Montanism emphasised strict fasting, forbade remarriage and, through its radical attitude towards the compromises specific to the periods of persecution, invited martyrdom. The Montanist wave flooded the church, from Asia Minor to Africa, Gaul and Italy, retreating only after the 500s. While the zonal synods and most bishops condemned Montanism as false or demonic prophecy, others, such as Tertullian of Carthage, considered it a revival of apostolic Christianity or were at least reserved and undecided (e.g. Eleuterus of Rome). This new prophetism consisted of the belief that Parousia was near, since the 6,000th anniversary of the Creation was approaching,[2] and that soon the heavenly Jerusalem would descend in Phrygia to inaugurate the thousand-year kingdom of Christ—the apocalyptic millennium.

Part of the inspiration of the Montanists was found in Revelation, which had already appeared before the year 100. Consequently, Revelation was discredited by association with Montanism. However, no human error or even a consistent serious mutilation of the Gospel can stifle Christians’ only hope based on the Holy Scriptures and the promises of the Saviour.

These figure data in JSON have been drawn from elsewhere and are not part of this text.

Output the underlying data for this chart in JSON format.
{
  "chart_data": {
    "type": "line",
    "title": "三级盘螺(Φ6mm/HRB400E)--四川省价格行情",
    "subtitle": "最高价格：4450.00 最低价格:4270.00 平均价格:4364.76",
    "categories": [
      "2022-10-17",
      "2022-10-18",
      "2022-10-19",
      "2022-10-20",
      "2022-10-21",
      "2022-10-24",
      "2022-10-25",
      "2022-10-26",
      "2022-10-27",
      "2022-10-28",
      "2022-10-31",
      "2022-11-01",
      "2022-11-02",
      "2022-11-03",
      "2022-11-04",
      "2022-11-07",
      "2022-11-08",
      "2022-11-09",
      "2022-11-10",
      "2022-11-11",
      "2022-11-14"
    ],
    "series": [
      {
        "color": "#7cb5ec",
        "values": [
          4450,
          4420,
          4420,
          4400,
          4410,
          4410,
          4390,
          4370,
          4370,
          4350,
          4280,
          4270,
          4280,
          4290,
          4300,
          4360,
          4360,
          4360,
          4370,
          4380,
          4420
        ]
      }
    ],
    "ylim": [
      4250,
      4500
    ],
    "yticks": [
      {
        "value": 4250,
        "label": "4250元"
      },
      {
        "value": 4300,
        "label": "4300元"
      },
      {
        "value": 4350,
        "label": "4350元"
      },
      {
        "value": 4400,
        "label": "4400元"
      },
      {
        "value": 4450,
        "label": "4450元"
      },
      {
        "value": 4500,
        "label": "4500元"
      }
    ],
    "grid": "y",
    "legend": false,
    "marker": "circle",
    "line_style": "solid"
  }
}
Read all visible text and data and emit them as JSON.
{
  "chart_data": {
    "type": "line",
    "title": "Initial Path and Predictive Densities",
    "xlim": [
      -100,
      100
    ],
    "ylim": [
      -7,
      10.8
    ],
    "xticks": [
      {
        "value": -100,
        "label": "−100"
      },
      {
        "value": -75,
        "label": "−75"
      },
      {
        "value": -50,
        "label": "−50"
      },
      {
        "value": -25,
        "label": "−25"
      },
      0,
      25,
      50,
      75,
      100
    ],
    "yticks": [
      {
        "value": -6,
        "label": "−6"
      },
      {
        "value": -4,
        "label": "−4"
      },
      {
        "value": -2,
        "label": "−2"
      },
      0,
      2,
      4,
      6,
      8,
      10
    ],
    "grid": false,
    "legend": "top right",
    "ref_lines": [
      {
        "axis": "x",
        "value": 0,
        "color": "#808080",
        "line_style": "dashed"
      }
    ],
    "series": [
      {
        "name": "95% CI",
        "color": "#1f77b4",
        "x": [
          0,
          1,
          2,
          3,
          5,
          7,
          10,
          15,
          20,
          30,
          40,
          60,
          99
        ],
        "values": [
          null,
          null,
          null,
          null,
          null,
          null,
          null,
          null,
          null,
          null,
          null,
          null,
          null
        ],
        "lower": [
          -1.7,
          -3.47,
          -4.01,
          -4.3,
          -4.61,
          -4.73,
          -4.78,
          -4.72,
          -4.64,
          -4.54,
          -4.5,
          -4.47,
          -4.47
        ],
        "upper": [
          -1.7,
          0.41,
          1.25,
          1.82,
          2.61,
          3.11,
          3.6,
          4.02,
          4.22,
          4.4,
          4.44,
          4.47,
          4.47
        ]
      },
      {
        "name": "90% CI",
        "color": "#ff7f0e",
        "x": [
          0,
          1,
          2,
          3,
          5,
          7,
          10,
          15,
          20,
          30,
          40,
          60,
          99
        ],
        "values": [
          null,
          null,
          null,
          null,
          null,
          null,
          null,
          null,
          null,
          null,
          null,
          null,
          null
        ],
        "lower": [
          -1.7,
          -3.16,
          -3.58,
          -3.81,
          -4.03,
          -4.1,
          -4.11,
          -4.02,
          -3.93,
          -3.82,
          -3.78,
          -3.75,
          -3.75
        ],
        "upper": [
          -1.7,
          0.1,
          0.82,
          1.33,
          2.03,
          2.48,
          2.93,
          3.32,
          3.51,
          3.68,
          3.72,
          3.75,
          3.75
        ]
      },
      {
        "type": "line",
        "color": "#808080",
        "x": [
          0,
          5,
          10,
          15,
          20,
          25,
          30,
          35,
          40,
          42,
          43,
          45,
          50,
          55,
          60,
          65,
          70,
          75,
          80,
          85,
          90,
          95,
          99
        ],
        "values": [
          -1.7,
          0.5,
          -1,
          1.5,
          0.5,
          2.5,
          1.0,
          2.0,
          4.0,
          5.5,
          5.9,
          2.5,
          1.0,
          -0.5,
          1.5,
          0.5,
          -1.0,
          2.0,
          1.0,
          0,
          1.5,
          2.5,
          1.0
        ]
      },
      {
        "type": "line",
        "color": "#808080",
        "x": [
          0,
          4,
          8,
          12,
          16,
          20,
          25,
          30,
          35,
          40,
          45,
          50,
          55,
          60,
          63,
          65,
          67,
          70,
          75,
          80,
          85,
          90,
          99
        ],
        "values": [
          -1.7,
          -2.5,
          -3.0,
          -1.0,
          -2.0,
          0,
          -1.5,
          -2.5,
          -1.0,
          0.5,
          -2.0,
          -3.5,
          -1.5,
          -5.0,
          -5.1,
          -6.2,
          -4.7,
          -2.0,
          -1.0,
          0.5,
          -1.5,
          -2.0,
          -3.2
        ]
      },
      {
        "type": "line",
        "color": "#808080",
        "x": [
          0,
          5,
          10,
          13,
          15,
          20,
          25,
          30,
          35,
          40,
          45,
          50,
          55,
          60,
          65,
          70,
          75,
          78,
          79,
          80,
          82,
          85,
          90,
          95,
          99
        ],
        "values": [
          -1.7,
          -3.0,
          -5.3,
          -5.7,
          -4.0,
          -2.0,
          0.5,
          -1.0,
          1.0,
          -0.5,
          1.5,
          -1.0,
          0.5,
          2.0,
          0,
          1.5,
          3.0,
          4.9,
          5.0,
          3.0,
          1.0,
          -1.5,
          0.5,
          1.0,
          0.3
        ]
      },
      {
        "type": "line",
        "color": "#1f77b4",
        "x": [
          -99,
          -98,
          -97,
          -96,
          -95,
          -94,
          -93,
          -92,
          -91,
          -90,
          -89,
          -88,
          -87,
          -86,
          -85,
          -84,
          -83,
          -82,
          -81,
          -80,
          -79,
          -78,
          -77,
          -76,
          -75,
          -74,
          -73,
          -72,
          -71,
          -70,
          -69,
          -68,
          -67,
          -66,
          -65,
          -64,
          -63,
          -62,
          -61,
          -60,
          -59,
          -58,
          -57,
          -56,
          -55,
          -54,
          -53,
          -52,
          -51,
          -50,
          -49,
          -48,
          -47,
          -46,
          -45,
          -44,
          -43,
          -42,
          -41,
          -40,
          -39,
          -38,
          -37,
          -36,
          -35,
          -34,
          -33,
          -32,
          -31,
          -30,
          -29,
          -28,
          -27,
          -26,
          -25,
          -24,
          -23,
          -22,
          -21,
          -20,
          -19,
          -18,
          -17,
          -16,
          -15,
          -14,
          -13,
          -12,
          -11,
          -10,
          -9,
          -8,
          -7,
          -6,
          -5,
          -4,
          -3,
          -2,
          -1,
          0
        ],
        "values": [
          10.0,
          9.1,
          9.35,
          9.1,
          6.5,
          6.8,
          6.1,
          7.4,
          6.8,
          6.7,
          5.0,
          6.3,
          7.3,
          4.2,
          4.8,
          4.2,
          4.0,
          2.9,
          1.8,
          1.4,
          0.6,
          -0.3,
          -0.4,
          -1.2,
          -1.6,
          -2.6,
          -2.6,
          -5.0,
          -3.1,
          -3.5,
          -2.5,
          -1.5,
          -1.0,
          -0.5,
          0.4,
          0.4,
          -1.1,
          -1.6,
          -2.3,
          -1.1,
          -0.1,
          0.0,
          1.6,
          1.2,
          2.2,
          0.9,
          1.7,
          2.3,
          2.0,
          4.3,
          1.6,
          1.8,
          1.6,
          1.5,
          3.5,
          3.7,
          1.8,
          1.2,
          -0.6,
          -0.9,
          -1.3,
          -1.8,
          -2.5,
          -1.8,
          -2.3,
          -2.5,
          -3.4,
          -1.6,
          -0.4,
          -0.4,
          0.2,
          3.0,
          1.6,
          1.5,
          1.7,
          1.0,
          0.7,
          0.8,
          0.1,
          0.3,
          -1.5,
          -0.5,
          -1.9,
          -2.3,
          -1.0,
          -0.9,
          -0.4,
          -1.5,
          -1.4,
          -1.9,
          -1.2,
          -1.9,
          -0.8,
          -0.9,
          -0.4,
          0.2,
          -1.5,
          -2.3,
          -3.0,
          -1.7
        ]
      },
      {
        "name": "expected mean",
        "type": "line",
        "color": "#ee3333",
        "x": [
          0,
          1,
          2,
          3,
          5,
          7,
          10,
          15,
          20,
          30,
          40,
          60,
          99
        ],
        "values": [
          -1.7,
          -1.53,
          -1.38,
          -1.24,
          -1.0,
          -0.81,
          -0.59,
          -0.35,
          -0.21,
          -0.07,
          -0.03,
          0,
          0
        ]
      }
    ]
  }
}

Florin Lăiu is a former Bible professor at the Theological Seminary of the Adventus University in Romania where he worked for 28 years, specialising in biblical languages, biblical exegesis, apocalyptic and biblical translation. Now retired, he is an Adventist apologetic, poetry and music enthusiast, author of articles and books, husband, father of four, and grandfather of six.

[1]„For example, the Swedish scientist and visionary Emmanuel Swedenborg (†1772), the forerunner of modern spiritualism, claimed that the coming of Christ and the final judgement had taken place in the year 1757, as a triumph over evil spirits.”
[2]„The Old Testament used by Christians at the time (The Septuagint) contains a longer chronology, about 5,500 years BC with fluctuating dates in various Greek manuscripts.”

„For example, the Swedish scientist and visionary Emmanuel Swedenborg (†1772), the forerunner of modern spiritualism, claimed that the coming of Christ and the final judgement had taken place in the year 1757, as a triumph over evil spirits.”
„The Old Testament used by Christians at the time (The Septuagint) contains a longer chronology, about 5,500 years BC with fluctuating dates in various Greek manuscripts.”